Without getting into too many revealing details, my wife and I have a handful of Ring cameras that we are looking to replace, especially with the bullshit they’ve been trying to pull lately. They are used often, indoor and outdoor.
Last year, I tried rolling my own replacement with a standalone Frigate machine and the HA integration, but that ended up falling flat on it’s face. I am not looking to troubleshoot that setup - that ship has sailed. Moving on.
Enter Unifi Protect. I’m already familiar with Unifi, my network has been running fantastically on the OG trash can UDM since it came out, plus a U7 Lite AP for extra coverage in our tall-ish 3-story duplex. The place is wired with Cat5, but since we rent, some areas will have to be handled with wifi-only units - the G4 instant looks suitable for this.
Questions:
- Ring has a very “wife-friendly” interface. How does the Unifi Protect UI fare in comparison?
- I’m looking at the NVR Instant to handle about 6x FHD cameras. Would a 1TB WD Purple be suitable for that?
- Motion detection - How is Unifi Protect with this compared to Ring? Better, worse, or equivalent? How flexible is it?
- (less important) I’m reasonably certain I can set up a doorbell replacement via HA, zigbee button, and a G4 Instant. No Cat5 to the front door unfortunately, just the usual pair of wires to the wall-mounted ringer inside. POE is not an option here. Viable? Or should I do something else?


How long do you want to store footage for? With 6 cameras at 8Mbps each, you’d get less than two days of video on a 1TB drive.
The Unifi cameras don’t support ONVIF, so you’re essentially locked into their ecosystem, and it’d be difficult to use them with a different NVR if you ever want to switch. Maybe that’s OK for your use case though.
For the doorbell, I’d use a proper doorbell cam that can use the existing wires for power.
I’m not going to be storing 24/7 footage outside of important motion detection instances, which we can just download to our phones or whatever if it’s important enough to hold onto. Everything else can be recorded over.
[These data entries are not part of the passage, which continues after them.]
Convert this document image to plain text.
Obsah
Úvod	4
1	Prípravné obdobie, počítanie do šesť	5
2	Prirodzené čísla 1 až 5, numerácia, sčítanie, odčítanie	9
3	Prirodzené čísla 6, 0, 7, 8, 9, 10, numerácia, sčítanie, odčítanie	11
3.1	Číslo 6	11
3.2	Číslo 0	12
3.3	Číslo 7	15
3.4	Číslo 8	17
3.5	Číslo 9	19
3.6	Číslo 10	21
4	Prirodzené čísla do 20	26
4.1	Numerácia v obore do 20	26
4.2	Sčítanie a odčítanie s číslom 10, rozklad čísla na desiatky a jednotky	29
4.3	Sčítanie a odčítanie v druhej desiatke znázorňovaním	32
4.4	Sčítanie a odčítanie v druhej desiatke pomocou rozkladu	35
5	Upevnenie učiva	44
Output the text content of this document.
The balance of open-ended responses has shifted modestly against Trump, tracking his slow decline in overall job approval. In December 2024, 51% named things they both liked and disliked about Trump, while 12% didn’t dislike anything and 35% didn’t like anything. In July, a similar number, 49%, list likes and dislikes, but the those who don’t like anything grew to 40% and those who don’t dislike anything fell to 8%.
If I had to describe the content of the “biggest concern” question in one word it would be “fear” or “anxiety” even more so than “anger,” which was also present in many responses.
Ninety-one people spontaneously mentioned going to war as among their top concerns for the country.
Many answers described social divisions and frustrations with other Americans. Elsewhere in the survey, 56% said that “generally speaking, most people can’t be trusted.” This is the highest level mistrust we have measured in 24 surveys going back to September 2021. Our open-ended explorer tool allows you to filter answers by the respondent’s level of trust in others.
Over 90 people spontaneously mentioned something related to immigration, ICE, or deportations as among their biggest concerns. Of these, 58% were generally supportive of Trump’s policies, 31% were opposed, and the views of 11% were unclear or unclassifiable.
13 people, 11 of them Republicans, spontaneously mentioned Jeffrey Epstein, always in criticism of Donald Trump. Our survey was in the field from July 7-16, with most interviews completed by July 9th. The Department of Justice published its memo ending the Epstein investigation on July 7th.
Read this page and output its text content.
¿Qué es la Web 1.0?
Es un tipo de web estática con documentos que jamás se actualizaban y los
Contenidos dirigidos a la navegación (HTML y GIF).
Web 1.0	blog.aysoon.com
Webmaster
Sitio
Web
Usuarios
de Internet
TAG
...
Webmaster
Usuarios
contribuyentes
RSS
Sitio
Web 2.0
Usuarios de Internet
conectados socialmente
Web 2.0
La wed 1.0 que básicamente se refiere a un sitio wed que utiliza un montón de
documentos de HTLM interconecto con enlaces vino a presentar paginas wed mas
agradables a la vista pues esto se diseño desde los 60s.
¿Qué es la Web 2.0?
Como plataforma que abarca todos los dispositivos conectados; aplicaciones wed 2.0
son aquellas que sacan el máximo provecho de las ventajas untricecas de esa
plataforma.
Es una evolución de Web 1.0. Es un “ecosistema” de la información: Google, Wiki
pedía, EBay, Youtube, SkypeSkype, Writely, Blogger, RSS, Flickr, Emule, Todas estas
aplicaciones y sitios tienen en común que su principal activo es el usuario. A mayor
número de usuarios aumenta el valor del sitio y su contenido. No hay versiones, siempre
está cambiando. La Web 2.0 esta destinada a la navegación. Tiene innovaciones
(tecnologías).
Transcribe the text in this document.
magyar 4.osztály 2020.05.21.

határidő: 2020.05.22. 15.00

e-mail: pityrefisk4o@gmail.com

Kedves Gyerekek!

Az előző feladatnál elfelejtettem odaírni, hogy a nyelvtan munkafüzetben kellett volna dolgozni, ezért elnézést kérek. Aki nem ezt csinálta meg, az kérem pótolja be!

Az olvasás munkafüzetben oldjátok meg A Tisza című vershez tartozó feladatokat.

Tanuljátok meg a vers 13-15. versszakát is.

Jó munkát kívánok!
When I was testing Frigate, I ran a single camera storing 24/7 footage specifically to see how long it would go for. I think it used 100GB after a week or so. Multiply that by 6, that’s, well, 600GB. But I’m also not super concerned with having crystal clear footage at all times (Ring set my expectations really low), and even 1366x768 @ 20-30 FPS is more than plenty for what we need.
That’s how my current Ring doorbell is connected.
I keep seeing Reolink pop up. Would a Reolink doorbell work with a Unifi NVR? I’d rather have a G4 wireless, but that’s very likely to not happen.
Sort of. You can add most cameras that support ONVIF and they’ll be viewable and record just fine in Protect, but third party cameras won’t support detection unless you also add a Unifi AI Port. I also wouldn’t count on Unifi recognizing it as a doorbell for the purposes of two-way audio or for doorbell notifications. Those would likely have to be handled outside of Protect.
Does Unifi not support ONVIF events? Seems like a pretty major missing feature if so.
Not sure. I don’t really have working knowledge of ONVIF.
I have a Wyze Doorbell v1 flashed with Thingino that was going to be my next test before my wife vetoed Frigate (relieving me of a very frustrating experience myself).
Pretty sure Thingino supports ONVIF. I’ll try it with my FIL’s UDR that has Unifi Protect.